Mientras lo observaba colgar el teléfono, Kramer preguntó:

—¿Qué está arreglado?

—Un alojamiento para usted y su sargento —contestó Terblanche—. Aquí no hay hoteles ni nada parecido, así que les he conseguido un par de habitaciones en casa de una viuda a la que conozco. Estoy seguro de que le gustará. —Luego sonrió con timidez mientras le tendía su enorme mano—. Me llamo Hans, es un placer conocerle.

—Tromp —dijo Kramer— ¿le apetece un Lucky?

—Muchas gracias, pero los prefiero con filtro.

Terblanche acercó un mechero destartalado primero al cigarrillo de Kramer y luego al suyo, antes de hundirse de nuevo en su silla con aspecto de estar agotado.

—La verdad es que llevo un día espantoso —comentó frotándose los ojos enrojecidos con los nudillos—. Acabo de regresar de Madhala, donde tuve que darle la noticia a Lance Gillets.

—¿El marido de la mujer muerta?

Terblanche asintió.

—Es guarda de caza. Y me costó lo suyo encontrarlo, hasta que alguien me dijo que ayer lo había recogido una avioneta en Fynn’s Creek porque necesitaban su ayuda en la caza de un rinoceronte para algún zoo norteamericano.

—Ya, ¿y cómo se lo tomó?

—¿Usted qué cree?
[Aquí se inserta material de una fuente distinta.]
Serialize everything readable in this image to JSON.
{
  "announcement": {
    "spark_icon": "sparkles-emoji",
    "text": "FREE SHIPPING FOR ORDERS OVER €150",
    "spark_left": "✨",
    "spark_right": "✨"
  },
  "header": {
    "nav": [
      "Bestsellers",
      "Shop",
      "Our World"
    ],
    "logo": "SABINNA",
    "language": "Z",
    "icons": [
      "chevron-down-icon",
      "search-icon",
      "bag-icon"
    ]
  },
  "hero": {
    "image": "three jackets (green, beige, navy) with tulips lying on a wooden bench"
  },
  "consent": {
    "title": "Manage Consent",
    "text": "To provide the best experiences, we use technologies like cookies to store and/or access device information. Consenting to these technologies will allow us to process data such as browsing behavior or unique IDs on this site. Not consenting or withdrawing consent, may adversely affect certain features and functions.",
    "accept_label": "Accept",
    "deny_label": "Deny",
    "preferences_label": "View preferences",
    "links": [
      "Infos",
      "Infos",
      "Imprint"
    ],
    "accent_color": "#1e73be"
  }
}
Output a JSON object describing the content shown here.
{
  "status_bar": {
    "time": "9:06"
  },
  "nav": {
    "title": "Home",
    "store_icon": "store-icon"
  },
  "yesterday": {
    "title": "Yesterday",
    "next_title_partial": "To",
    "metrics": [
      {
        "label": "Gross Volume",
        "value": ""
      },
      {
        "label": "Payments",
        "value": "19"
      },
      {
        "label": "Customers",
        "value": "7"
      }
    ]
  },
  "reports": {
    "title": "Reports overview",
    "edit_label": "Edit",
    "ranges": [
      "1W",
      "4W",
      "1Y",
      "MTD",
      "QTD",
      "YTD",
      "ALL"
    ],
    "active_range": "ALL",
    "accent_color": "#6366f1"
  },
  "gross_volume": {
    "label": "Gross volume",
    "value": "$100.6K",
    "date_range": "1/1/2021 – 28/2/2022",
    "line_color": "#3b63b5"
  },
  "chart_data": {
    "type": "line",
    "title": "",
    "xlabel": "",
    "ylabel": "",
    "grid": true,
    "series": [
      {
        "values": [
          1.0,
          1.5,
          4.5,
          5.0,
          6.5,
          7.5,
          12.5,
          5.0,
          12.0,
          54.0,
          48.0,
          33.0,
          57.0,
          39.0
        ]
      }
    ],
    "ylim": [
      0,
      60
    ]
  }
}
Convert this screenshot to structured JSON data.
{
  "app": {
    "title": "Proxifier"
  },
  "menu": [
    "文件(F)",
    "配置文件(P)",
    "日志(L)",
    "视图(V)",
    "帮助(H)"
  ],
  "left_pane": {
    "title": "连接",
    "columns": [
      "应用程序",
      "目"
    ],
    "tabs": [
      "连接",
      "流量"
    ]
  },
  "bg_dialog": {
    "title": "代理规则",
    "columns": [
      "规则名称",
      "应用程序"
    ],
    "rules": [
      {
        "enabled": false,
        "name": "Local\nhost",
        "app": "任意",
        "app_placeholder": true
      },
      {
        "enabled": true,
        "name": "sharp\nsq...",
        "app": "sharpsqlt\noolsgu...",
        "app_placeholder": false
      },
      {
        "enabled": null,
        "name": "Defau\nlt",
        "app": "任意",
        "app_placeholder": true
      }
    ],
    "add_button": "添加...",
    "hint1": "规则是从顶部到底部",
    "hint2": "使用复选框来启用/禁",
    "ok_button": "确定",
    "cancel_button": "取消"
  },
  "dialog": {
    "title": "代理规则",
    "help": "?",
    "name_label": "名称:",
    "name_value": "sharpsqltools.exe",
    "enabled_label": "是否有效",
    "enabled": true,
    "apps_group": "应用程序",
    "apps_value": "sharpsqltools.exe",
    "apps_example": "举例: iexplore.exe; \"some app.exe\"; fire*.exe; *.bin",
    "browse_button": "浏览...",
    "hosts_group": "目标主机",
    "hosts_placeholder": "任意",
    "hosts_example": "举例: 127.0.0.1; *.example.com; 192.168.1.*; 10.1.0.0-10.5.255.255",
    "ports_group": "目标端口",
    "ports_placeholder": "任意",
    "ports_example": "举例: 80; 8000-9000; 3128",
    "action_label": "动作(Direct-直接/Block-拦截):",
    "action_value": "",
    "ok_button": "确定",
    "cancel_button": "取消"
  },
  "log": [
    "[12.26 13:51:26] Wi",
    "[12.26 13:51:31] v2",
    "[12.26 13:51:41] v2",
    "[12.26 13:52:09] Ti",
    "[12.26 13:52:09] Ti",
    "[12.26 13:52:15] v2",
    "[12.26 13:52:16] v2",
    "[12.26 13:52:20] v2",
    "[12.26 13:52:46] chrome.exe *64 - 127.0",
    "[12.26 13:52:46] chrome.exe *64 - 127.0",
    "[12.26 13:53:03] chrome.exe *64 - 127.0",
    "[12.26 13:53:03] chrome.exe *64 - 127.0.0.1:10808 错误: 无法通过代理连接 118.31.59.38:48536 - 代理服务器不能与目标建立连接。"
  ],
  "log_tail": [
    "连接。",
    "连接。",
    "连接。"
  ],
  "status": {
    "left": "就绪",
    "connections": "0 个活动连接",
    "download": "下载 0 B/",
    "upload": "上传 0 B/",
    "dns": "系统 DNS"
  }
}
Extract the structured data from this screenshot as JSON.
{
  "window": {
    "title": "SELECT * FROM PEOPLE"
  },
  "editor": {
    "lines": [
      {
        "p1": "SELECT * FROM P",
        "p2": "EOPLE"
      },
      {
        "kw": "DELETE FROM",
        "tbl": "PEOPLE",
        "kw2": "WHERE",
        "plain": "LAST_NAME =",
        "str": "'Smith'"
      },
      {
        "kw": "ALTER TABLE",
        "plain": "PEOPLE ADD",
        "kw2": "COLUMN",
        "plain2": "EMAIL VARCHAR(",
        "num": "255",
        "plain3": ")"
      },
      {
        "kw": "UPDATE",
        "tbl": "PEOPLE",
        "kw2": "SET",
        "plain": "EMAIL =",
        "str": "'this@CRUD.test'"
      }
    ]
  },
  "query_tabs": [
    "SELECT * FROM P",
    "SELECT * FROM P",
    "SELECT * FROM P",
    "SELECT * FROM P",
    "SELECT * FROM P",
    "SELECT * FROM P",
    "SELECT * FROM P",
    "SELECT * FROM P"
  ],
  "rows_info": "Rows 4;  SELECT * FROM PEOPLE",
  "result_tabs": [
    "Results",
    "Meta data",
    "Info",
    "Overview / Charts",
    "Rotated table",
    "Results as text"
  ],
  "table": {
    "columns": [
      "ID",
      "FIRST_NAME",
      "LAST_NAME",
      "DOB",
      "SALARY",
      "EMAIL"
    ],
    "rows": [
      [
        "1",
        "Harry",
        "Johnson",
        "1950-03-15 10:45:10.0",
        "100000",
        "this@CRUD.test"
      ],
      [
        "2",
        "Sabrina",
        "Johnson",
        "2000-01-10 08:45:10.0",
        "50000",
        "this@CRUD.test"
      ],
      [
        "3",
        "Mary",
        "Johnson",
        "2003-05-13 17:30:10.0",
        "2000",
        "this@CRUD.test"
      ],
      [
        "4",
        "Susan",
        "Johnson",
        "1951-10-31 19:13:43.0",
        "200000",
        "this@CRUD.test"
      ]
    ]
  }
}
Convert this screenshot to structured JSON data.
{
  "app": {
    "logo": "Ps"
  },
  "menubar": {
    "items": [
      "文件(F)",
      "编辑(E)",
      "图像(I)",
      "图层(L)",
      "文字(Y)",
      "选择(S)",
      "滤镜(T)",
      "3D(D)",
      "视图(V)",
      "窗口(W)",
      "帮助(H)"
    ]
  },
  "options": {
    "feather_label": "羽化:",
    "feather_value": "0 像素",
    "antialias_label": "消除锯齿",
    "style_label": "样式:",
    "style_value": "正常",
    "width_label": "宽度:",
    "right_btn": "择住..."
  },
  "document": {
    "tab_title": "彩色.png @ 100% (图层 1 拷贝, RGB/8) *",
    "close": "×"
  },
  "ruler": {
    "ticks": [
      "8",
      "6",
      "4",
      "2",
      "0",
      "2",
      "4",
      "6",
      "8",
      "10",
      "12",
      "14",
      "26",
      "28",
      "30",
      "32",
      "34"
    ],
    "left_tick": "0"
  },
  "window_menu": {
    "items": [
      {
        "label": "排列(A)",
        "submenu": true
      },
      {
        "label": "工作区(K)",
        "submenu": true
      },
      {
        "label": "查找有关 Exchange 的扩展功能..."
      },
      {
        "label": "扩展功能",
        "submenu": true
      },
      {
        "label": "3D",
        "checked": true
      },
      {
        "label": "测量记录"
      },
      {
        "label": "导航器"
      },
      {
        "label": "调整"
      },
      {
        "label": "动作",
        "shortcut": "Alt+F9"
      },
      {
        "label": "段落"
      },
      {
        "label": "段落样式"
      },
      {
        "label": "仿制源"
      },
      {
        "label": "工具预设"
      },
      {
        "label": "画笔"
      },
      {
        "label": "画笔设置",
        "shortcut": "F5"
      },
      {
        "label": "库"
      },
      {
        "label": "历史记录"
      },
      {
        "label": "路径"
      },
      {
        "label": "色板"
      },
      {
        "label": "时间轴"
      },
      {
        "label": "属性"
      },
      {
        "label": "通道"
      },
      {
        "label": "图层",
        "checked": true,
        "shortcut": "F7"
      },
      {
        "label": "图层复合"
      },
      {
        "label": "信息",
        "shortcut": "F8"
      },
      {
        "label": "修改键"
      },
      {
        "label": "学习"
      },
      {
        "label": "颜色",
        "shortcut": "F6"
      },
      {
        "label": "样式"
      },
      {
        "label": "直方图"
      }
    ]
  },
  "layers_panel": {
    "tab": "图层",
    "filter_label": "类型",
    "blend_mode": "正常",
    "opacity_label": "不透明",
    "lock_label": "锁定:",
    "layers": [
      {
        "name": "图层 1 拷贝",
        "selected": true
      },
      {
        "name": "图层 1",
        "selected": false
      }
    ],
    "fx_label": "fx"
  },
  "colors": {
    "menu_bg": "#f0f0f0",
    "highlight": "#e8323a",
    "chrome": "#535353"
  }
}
Mal, muy mal. Annika era todo su mundo. Se volvió loco, lo cual es comprensible. Pensé que tendrían que dispararle un dardo para dormirlo, como a los animales, pero los demás guardas consiguieron encerrarlo en una cabaña y lo tienen atontado a base de ginebra.

—¿A qué hora lo recogió ayer la avioneta?

—No lo pregunté. —Terblanche le dedicó una sonrisa cansada, descompensada—. Pensé que los de Homicidios podrían ocuparse más adelante de esos complicados detalles.

—Ese es el espíritu del policía que lleva uniforme.

—Cierto —convino Terblanche, obligándose a ponerse en pie de nuevo—. Y ahora que está usted aquí, dispuesto a ocuparse del caso, será mejor que lo ponga al tanto lo antes posible. Resultará más fácil si lo acompaño hasta el lugar del crimen y le explico la situación por el camino. Después me iré derecho a mi casa, a ver si puedo dormir algo para variar.

En su rostro se reflejó una desolación que Kramer reconoció porque se la había encontrado en unos cuantos espejos: era el aspecto de un hombre que se había esforzado hasta el límite de su resistencia, dispuesto a apretar los dientes y realizar un último esfuerzo antes de derrumbarse noqueado por el agotamiento.

Aun así, mientras salía del despacho siguiendo al coronel, a Kramer le pareció raro que ni una sola vez, ni siquiera de pasada, hubiera mencionado Terblanche a su colega, el tan llorado detective Kritzinger.